You know, I think those GIs could feel the sincerity of what was happening. They began to kind of talk among themselves.

Meanwhile numerous campfires had been started. Originally, it was just draft card burning. First one, then a few, and then everywhere, in all directions, hundreds of draft card torches. Dozens of little bonfires were created, all over the Pentagon lawn. Guys ran out of draft cards so they threw on paper and then they took down the rope fences that were supposed to have kept them out and burned the wooden supports, which they obtained by using the ropes to scale walls. As it grew darker and colder, many huddled around the fires, telling stories, talking strategy, singing.

One was excited by the romantic version of this beautiful revolutionary army, occupying the lawn of the Pentagon.

And the soldiers just had to stand there at attention and watch all this. When the first one defected to our side the reaction was overwhelming. We yelled and cheered and it shook the whole place and people chanted “We Love You” and “We are All Brothers”—which I would have thought maudlin shit if it hadn’t been that we really felt it.

The second phase of the demonstration was pretty much a bad scene. And I’m not sure why. For one thing, they kept changing the troops. Whenever we’d start really talking to guys, they’d move them out. Maybe they finally brought in their “crack” troops. Lots of people left. It got dark and cold. But this is most important: there was a tactical vacuum. We were in a box.

Suddenly we were defensive and scared. We sang “We are Not Afraid.” Earlier, we did not have to sing it. There was no communication with the troops now. We chanted “Join Us!” and “We Love You” and it was meaningless rhetoric. People kept bringing more and more food and we gorged ourselves and that food became really obscene.

The cops began to get really brutal, moving into the group in a wedge and smashing heads with billy clubs. These beautiful little hippie chicks had tears streaming down their faces, but they weren’t about to move. These kids were really brave.

Now I don’t want to give you wrong ideas about what happened. Soldiers beat people. Brutal. Much, probably most, of the beating came from Federal marshals, but GIs did a lot, too. And it certainly wasn’t all love and flowers from our side.

There were people who baited the soldiers, threw objects at them. But there are two reasons I emphasize the other so much. First, it was such an overwhelming spirit, such a moving thing. Second, it reflected the real changes that are going on in the movement. People are getting less defensive about where they’re at.

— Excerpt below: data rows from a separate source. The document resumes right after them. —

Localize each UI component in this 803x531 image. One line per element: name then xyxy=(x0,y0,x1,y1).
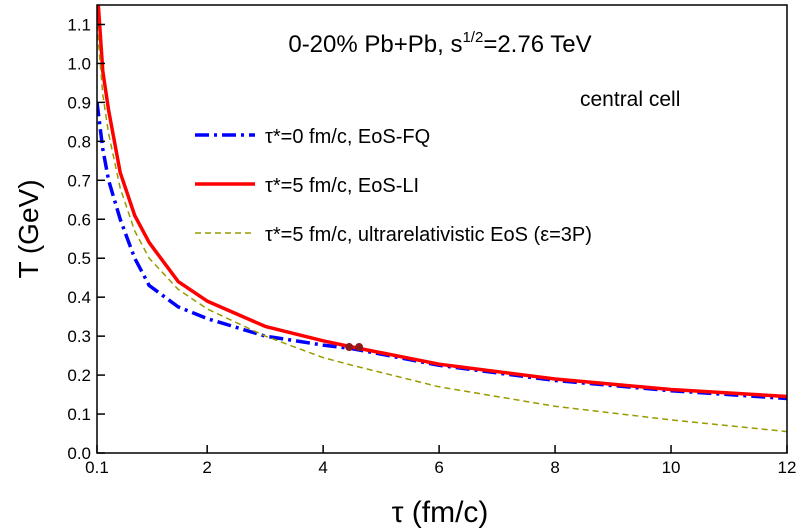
series-line xyxy=(97,102,787,401)
legend-label: τ*=5 fm/c, ultrarelativistic EoS (ε=3P) xyxy=(265,224,592,246)
x-tick-label: 2 xyxy=(202,458,211,477)
series-line xyxy=(97,5,787,399)
y-tick-label: 0.0 xyxy=(67,444,91,463)
series-line xyxy=(97,24,787,433)
y-tick-label: 0.3 xyxy=(67,327,91,346)
x-tick-label: 10 xyxy=(662,458,681,477)
y-tick-label: 0.1 xyxy=(67,405,91,424)
title-sup: 1/2 xyxy=(462,29,483,46)
legend-label: τ*=5 fm/c, EoS-LI xyxy=(265,175,419,197)
y-tick-label: 1.0 xyxy=(67,54,91,73)
annotation: central cell xyxy=(580,88,680,111)
plot-frame xyxy=(96,4,788,454)
x-axis-label: τ (fm/c) xyxy=(392,496,489,529)
y-tick-label: 0.9 xyxy=(67,93,91,112)
title-part: =2.76 TeV xyxy=(483,31,591,58)
plot-area xyxy=(97,5,787,433)
x-tick-label: 6 xyxy=(434,458,443,477)
y-tick-label: 0.5 xyxy=(67,249,91,268)
y-tick-label: 0.7 xyxy=(67,171,91,190)
x-tick-label: 4 xyxy=(318,458,327,477)
y-tick-label: 0.6 xyxy=(67,210,91,229)
x-tick-label: 12 xyxy=(778,458,797,477)
x-tick-label: 8 xyxy=(550,458,559,477)
y-tick-label: 1.1 xyxy=(67,15,91,34)
marker-point xyxy=(355,343,364,352)
chart-title: 0-20% Pb+Pb, s1/2=2.76 TeV xyxy=(288,29,591,58)
legend-label: τ*=0 fm/c, EoS-FQ xyxy=(265,126,430,148)
title-part: 0-20% Pb+Pb, s xyxy=(288,31,462,58)
marker-point xyxy=(345,343,354,352)
y-tick-label: 0.8 xyxy=(67,132,91,151)
y-tick-label: 0.4 xyxy=(67,288,91,307)
y-tick-label: 0.2 xyxy=(67,366,91,385)
x-tick-label: 0.1 xyxy=(85,458,109,477)
y-axis-label: T (GeV) xyxy=(13,179,44,278)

They feel they have something really important to offer, probably the only thing of value this society has to offer. And there is a growing realization that the movement must speak for America, not against it. That it’s those fuckers in the Pentagon, and those social institutions that enslave us, that we must fight. And we have to see those soldiers as brothers who are being victimized.

That doesn’t mean we lie down and get clubbed and we don’t create these kinds of confrontations, get bayoneted moaning “I Love you.”

Maybe it means we move into the communities and start talking to people as people. Maybe it means we start creating real draft resistance unions in communities—not social service organizations that help middle class kids figure out how to get bigger and better deferments.

Maybe it means we finally have the makings for a second American revolution—but unless we’re just playing out our guilt with a lemming-like desire to purge our souls of our country’s sins by getting our guts shot out, we better had stop this moral witness crap and get down to the business of making the revolution.